This weekend we did a show in Austin at the Maker Faire. Imagine a craft faire with flame-throwers, trebuchets, and robots and you'll have a very vague idea of what it was about. Recorded a few of the shows just to see how they were going. One of them was rough to say the least. This brings up the point in my brain on the importance of research.
I have no qualms about asking someone after a show what they liked or didn't like, or if they saw something they shouldn't have or that might have seemed off. I also have roadies and friends who know the show and can tell me what was bad that I might have missed. Flashing something I might not have caught. A fake hand falling off a prop.. yah I got that one thanx.
Regardless, a lot of magicians wax poetical about the use of video cameras to practice. While I agree on that to a degree I HIGHLY recommend the use of them for reviewing your shows. To see what doesn't look as good as you thought or perhaps check some angles. It's an eye opening experience to watch yourself on video. You suddenly become the worst critic you will ever have. A lot of people fear video reviews because they tell you the truth. A lot of people can't handle the truth. Just look at Jack Nicholson and Tom Cruise.
You have to be un-biased when you watch yourself.

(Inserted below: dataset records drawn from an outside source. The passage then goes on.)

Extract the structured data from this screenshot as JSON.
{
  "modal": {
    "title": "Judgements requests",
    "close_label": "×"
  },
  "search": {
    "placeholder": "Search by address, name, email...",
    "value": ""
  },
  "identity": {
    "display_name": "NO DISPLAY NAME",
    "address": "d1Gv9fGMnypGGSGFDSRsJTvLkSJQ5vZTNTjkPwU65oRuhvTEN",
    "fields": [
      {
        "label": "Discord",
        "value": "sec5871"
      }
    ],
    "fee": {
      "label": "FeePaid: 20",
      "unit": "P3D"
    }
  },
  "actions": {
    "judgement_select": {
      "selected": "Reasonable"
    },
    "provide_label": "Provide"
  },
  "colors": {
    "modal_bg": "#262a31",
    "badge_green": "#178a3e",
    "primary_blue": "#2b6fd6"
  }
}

If you are not you will not want to FIX what is wrong to make it WORK. You might just scrap an idea altogether... which is NEVER a step forward. More like 12 steps back. Sometimes it is easier to just turn off the volume and watch. It actually helps you ignore the patter and music and focus on your movement and blocking and body language.
So in closing I want to say, don't be too harsh on yourself when you see what you do. Look on the bright side...
at least yer not being investigated by the FBI.